Pro-union campaigners need to rethink their tactics
Europhiles need to learn the lessons of the Scottish referendum if we are to defeat Europhobes

Just over a year ago, the ‘Yes’ campaign came unexpectedly close to breaking up the UK in the Scottish independence referendum. In 2011 YouGov polling concluded that just 28% of the Scottish population were in favour. Yet two weeks before the referendum a YouGov poll put the ‘Yes’ side in the lead, and Scotland voted to stay in the Union by a much slimmer margin than one would have expected in 2011 – 5 per cent. And, most shockingly, Glasgow – Scotland’s largest city and a century-long Labour stronghold – opted to leave the UK.
Why? Because Yes Scotland – the official campaign effectively led by the SNP –planted a narrative of optimism at the core of the public discourse on their side in the referendum. The opposing campaign, Better Together, didn’t help itself – as epitomised by its nickname ‘Project Fear’, privately used by its own members. Its dominant message was negative: Scotland couldn’t afford to go its own way, politically or economically.
Thus it was easy for Nicola Sturgeon to claim that the pro-Union campaign was based on a notion of Scotland as “too wee, too poor and too stupid” to be an independent country. And it was easy for the Yes campaign to communicate an overwhelmingly positive idea of an independent Scotland. In one of the most left-wing nations in Europe – in which the Labour Party had taken for granted the huge swathes of working-class voters who had felt for so long a deep loyalty to it – the SNP fashioned a narrative of the ‘Yes’ vote as a step towards a social democratic utopia.
They would free Scotland of what many regarded as the oppressive straitjacket of austerity, abolishing welfare cuts including the so-called bedroom tax and using oil revenues to ramp up spending on public services. And whenever ‘Westminster politicians’, to use the ‘Yes’ campaign’s unjustly derisive epithet, sounded perfectly reasonable warnings that in practice Scotland would drive away the economic dynamism needed to fund any decent system of state services, the SNP could frame them to the Scottish electorate as the out-of-touch British Establishment doing Scotland down.
Now the UK as a whole faces a referendum on its EU membership by the end of 2017 – and the campaign to leave has learned lessons from Yes Scotland. In terms of political philosophy, with his pseudo-intellectual “libertarian” nonsense, UKIP’s sole MP Douglas Carswell is “a stupid person’s thinking man” – to quote the eminently sound Times columnist Matthew Parris. Yet the plethora of speeches he gives on Europe evince a clever kind of animal cunning as they weave a narrative of British exit from the EU as the progenitor of a freewheeling, economically vigorous Britain, ripping apart the constraints of the EU in order to trade with the rest of the world. Carswell has an almost monomaniac fixation on this idea, but his proclamations merely epitomise the discourse emerging at the centre of British Euroscepticism: even prominent Tories including Liam Fox and Boris Johnson are lining up to assert that we should feel optimistic about the future of Britain if we leave the EU.

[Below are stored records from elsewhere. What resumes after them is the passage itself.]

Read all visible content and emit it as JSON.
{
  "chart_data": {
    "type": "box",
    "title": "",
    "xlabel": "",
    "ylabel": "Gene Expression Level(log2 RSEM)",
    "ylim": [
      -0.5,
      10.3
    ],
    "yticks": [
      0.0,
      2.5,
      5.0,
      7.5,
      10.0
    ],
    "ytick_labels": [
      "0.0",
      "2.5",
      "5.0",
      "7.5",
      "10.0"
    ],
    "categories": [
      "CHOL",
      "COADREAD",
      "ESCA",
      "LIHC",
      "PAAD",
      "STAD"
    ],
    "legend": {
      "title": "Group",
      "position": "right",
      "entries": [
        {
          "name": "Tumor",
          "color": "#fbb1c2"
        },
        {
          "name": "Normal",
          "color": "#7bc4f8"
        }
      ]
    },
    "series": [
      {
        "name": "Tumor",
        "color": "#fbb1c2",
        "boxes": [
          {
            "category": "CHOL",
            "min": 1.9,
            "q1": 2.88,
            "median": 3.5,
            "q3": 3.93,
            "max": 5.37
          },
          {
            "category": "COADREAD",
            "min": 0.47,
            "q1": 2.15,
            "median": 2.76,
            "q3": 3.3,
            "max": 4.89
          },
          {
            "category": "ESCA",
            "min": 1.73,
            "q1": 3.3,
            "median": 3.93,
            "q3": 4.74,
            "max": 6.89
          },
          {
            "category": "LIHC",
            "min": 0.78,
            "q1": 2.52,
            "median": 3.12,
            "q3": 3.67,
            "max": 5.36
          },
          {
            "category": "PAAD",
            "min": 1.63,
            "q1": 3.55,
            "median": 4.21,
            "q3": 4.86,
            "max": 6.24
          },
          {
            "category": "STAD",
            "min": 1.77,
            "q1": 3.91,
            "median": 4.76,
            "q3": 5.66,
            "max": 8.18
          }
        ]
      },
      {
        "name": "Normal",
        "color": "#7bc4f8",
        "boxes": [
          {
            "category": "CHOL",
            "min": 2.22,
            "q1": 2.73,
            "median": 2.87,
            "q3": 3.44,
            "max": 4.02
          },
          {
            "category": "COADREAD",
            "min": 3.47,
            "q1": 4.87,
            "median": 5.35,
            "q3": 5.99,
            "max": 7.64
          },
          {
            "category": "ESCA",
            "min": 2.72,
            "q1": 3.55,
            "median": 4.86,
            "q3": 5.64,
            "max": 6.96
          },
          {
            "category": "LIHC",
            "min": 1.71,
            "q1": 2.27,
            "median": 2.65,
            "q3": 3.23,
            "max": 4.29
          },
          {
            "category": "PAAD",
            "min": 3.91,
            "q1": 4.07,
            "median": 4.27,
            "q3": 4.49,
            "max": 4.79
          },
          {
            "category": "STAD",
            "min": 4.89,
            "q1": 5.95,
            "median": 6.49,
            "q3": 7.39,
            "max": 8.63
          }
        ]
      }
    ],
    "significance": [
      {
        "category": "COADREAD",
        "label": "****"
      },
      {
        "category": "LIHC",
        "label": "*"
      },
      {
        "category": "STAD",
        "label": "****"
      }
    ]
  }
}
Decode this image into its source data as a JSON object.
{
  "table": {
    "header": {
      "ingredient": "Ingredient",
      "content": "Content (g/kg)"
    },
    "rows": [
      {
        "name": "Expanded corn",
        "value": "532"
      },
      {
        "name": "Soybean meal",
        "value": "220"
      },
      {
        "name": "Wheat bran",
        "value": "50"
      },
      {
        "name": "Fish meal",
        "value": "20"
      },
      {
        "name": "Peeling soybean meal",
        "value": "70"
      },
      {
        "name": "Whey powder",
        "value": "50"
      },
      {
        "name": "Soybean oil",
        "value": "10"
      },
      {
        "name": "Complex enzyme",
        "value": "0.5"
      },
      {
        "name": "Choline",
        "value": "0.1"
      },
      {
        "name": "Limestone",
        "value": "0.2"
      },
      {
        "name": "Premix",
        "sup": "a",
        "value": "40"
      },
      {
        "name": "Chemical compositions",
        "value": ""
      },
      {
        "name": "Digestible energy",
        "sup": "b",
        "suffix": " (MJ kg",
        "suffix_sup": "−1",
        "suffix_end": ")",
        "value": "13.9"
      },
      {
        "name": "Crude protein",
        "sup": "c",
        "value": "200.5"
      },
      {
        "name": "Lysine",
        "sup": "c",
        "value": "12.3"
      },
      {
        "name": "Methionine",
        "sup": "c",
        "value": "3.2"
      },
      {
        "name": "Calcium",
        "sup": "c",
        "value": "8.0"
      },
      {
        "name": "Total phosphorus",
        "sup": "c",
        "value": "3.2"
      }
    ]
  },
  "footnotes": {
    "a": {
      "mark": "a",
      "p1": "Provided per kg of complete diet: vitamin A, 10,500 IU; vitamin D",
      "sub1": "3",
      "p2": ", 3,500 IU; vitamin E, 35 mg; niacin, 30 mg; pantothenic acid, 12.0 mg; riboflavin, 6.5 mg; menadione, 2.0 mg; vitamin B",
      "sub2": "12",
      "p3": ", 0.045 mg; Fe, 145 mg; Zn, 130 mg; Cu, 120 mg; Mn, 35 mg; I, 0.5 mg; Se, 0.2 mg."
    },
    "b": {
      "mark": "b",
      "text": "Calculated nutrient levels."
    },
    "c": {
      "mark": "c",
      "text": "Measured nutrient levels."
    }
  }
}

It’s a right-wing version of the left-wing narrative fashioned by the SNP, tailored towards English voters who gave Cameron his famous victory this year – who make up 84 per cent of the UK population. But, most importantly, it is a message based on an idea of hope – however dubious that idea might be in practice. And as the campaign to stay in the EU alerts the country to the potentially dire consequences for British jobs and prosperity – not to mention Britain’s influence across the world – in the event of Brexit, it is not difficult for the anti-EU campaign to ramp up rhetoric lambasting this as dismal scaremongering as opposed to rational cost / benefit analysis. They will make it look like the British political class is pushing a negative, unpatriotic argument that the UK is, if not too poor, then at least too wee and too stupid for life outside the EU.
As a member of the endangered species of Europhile Tories, I consider it to be one of Cameron’s worst decisions to cave in to pressure from UKIP and his rabidly Europhobic backbenchers by committing a Conservative government to a referendum on British EU membership. There are many Tory MPs left who have varying degrees of affinity for the European project, but who recognise the economic and geopolitical benefits of being in the world’s largest intergovernmental bloc.
They need strong cross-party co-operation with Labour to take on the Europhobes; but it is of gargantuan importance that their united campaign is the polar opposite of Better Together, racked by squabbling between the main UK parties and negative campaigning. They need to create a positive vision of a Britain outside the eurozone but taking a leading role in using the vast resources of the EU – with its half a million people and a quarter of the world’s GDP – to create further leaps forward in prosperity and to uphold liberal democratic values against Islamist extremism, Russian revanchism and authoritarian China’s ascendency.